ひとの音の聴こえ方は個人によって異なるのではと、前節で問題提起した。ひとの感じ方は五感と呼ばれていて、視覚、聴覚、触覚、臭覚、味覚に分類される。これらは外からの刺激による体の応答である。
図3は、ひとの刺激に対する応答を、聴覚と触覚を例に示したものだ。聴覚は音の振動を外耳→中耳→内耳を通して、脳に電気信号として送られ、うるさい/静かといった判断をしている。聴覚は左右の耳で感じているが、視覚(視力)同様、聴力も一般に左右で異なる。このことから、耳の機械的構造が聴力に影響していると考えられる。同じひとの左右の耳でも差があることから、個々人によってもっと大きな聴力差があることは予想される。

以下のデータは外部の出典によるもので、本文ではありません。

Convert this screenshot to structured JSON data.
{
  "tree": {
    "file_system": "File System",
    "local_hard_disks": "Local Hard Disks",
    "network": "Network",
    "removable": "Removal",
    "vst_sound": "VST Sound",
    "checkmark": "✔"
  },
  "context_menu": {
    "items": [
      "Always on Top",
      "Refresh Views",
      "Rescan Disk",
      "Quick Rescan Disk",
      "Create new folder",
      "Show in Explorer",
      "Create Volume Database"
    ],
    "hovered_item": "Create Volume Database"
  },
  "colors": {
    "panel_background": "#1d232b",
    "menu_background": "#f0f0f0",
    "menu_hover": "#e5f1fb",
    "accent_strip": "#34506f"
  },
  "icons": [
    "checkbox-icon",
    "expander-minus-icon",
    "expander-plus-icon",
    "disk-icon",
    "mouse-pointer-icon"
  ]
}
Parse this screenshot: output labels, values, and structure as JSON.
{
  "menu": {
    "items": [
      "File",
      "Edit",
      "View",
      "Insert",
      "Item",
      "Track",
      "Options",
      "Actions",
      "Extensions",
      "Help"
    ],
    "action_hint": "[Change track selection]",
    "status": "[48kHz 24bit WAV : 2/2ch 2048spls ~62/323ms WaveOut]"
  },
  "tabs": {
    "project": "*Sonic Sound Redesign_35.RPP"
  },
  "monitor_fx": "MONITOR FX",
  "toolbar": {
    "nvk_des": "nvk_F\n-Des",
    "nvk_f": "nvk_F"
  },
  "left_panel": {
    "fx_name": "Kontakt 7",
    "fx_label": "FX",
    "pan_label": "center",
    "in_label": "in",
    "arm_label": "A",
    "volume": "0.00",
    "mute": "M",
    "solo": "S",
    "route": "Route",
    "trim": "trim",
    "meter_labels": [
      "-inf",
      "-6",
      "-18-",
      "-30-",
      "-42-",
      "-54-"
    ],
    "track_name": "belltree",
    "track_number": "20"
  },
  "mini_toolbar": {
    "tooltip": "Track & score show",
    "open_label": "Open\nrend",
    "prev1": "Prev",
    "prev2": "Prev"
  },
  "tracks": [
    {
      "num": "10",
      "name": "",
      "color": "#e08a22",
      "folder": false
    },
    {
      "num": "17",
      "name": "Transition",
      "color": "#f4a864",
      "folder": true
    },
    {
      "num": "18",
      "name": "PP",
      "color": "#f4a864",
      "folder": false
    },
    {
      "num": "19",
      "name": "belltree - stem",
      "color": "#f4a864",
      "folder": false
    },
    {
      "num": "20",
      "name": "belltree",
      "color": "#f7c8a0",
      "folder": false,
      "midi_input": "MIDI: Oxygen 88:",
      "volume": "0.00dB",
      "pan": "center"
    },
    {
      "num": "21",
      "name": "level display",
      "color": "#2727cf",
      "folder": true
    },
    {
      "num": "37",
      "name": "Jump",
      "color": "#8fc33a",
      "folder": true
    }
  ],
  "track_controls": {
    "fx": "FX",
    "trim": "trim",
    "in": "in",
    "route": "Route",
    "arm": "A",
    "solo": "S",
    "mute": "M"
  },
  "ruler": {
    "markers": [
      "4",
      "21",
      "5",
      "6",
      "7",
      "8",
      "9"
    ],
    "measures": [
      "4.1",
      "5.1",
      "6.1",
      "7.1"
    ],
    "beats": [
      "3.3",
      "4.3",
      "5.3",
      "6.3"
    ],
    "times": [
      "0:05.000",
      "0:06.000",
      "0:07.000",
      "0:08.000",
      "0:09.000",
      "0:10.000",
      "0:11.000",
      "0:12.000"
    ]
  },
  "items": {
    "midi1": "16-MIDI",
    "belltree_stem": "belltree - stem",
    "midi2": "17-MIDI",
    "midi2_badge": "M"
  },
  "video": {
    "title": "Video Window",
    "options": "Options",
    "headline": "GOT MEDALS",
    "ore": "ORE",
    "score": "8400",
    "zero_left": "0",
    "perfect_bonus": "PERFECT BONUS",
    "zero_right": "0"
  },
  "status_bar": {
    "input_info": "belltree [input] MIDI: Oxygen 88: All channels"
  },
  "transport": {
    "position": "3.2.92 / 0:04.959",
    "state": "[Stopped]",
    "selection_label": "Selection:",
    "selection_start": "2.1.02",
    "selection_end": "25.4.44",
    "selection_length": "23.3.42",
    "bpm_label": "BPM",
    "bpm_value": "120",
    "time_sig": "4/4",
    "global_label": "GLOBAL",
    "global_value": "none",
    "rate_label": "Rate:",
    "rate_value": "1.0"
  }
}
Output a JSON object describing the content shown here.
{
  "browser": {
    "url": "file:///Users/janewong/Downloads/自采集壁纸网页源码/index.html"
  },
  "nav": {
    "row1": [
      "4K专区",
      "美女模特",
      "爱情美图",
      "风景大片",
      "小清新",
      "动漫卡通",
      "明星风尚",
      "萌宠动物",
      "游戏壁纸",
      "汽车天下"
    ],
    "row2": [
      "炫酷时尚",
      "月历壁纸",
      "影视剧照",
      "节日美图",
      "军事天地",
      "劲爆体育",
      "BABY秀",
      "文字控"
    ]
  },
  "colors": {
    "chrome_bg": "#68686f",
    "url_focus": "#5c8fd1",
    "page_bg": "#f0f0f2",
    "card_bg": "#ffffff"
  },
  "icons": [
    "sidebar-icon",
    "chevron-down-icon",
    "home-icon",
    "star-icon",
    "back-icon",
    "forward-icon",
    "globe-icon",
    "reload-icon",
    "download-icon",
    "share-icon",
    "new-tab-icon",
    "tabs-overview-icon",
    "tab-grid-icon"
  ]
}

触覚に関しては、前回、定性的な評価方法を紹介した。例えば、指で物体に触れた場合には熱の流れ、物体の性状により、冷たい/温かい、硬い/柔らかいといった判断をしている。この際にも、指先端付近にあるセンサー(受容体)が触覚に関係していると思われる。触覚に関しても、同じ物体を触る際、どの指で触るかによって、微妙に感触が違うことが分かる。このことから、触覚も指の機械構造が関係していることが予想される。以下、聴覚と触覚に関してこれらを感知する部位について説明する(参考文献[2]〜[4])。
図4に、聴覚に関するひとの部位を示す。音とは空気の圧力変動で、その変動周波数が20〜20000Hzのときに、ひとはこれを音として認識する。この周波数はひとによって異なり、特に高周波数域は老齢化とともに聴こえる最大周波数は低下する。
音は空間を通ってひとの周辺で回折して耳介に達する。耳介は音を集録する機能を有し、その形から前方から来る音に対して、後方から来る音よりもより感受性が高い。これにより、音の来る方向をある程度判断できる。
耳の音の入口が外耳道でその先に鼓膜がある。鼓膜の内部は耳小骨(ツチ骨、キヌタ骨、アブミ骨)につながっている。耳小骨は鼓膜の振動を増幅して、卵円窓に伝える。卵円窓には蝸牛があり、卵円窓の振動を聴覚受容体(聴覚を感じるセンサー)の反応に変換し、電気信号として脳に送られる。以上、述べたように、聴覚はその多くの部分が機械的に構成されている。
図5に、触覚に関するひとの部位を示す。指で物体に触れた際、場所、圧力、鋭さ、質感、時間を推測できる。これは図5左図に示す指表面直下にあるさまざまな機械受容器(Mechanoreceptor)で機械信号を電気信号に変換して脳で判断していることによる。
図5に、代表的な4種の機械受容器であるマイスネル小体、パチニ小体、メルケル盤、ルフィニ終末の位置を示す。このうち、マイスネル小体、パチニ小体は早い応答性を有し、その振動に対する応答性を図5右図に示す。一方、メルケル盤、ルフィニ終末は遅い応答性を有する。図5左図から分かるように、表皮、真皮の厚さ、材質は部位および個人によって異なるので、同じ物体に触れたとしても各機械受容器に伝わる刺激は異なるものと考えられる。